В отличие от других русских адмиралов, участвовавших в этой неудачной войне, Вирен не собирался пассивно обороняться. Тупо молотить друг друга до полной потери боеспособности он не собирался, хотя бы даже и потому, что уже видел, чем может закончиться подобный обмен мнениями. Кроме того, он понимал, что облегченно-бронебойные русские снаряды максимально эффективны как раз на малых дистанциях, когда их большая скорость и высокая настильность траектории фактически сводят на нет хорошее бронирование японцев. Свою точку зрения на возможный ход боя он постарался максимально точно довести до командиров всех кораблей, тем более что и сами они были не безграмотны и понимали расклады. Именно поэтому над «Баяном» взвились флаги, и змея броненосной колонны начала быстро отклоняться вправо.

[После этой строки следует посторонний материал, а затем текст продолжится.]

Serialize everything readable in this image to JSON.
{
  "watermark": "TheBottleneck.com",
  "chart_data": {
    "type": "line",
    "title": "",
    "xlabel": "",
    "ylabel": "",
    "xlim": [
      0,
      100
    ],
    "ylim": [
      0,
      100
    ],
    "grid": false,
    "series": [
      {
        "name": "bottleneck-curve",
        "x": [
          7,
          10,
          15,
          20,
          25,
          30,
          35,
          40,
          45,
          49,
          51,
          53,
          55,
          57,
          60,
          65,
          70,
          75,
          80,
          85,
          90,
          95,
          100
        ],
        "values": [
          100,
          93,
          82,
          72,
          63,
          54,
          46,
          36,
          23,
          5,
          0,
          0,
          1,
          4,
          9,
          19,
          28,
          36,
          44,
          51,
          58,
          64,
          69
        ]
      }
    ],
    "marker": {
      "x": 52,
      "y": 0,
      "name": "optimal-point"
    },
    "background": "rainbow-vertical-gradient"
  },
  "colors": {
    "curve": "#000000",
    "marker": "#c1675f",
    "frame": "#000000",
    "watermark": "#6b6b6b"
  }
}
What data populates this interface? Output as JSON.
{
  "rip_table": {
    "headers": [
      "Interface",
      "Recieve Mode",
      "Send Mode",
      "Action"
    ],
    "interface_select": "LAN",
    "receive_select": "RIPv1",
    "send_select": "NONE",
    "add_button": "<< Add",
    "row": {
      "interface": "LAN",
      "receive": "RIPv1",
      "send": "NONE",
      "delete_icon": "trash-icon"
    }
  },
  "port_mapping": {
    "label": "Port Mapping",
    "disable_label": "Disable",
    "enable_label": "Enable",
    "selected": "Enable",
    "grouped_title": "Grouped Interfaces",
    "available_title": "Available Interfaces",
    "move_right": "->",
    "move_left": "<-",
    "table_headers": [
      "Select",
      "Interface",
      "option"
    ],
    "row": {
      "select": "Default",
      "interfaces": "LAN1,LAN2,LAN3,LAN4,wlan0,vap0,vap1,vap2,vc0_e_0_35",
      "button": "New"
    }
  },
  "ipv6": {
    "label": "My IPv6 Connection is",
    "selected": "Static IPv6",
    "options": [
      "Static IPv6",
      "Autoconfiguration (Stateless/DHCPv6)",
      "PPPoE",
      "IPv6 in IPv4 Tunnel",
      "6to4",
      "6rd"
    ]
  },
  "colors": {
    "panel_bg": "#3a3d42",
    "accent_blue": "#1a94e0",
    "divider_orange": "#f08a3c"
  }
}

Маневр русских оказался для Того неожиданностью. Просто потому даже, что раньше его противники так не воевали. Успев привыкнуть к их нерешительным действиям, он невольно переносил свое восприятие и на нового русского адмирала, которому, вдобавок, еще не приходилось командовать ничем серьезнее крейсера. В результате поворот русских он принял всего лишь за попытку сбить прицел японским артиллеристам. Бесплодную, как считал Того, попытку, поскольку сокращение дистанции обязательно значит большую точность огня. И лишь спустя несколько минут и два облака от попаданий над головным русским броненосцем, он понял, что отворачивать русские не собираются, а значит, что-то пошло не так, как планировалось. Еще больше его убедил в этом удар русского снаряда, прошившего борт «Микасы». Двенадцатидюймовый снаряд ударил как раз в район батареи малокалиберной артиллерии. Просто чудо, точнее, скверная привычка русских взрывателей срабатывать не когда надо, а когда хочется, спасли корабль от немедленной детонации заранее поданных и опрометчиво складированных у самых орудий снарядов. Тем не менее, разлетевшаяся от удара в клочья болванка разнесла все, что оказалось в зоне досягаемости. Раздались вопли, поползли первые раненые.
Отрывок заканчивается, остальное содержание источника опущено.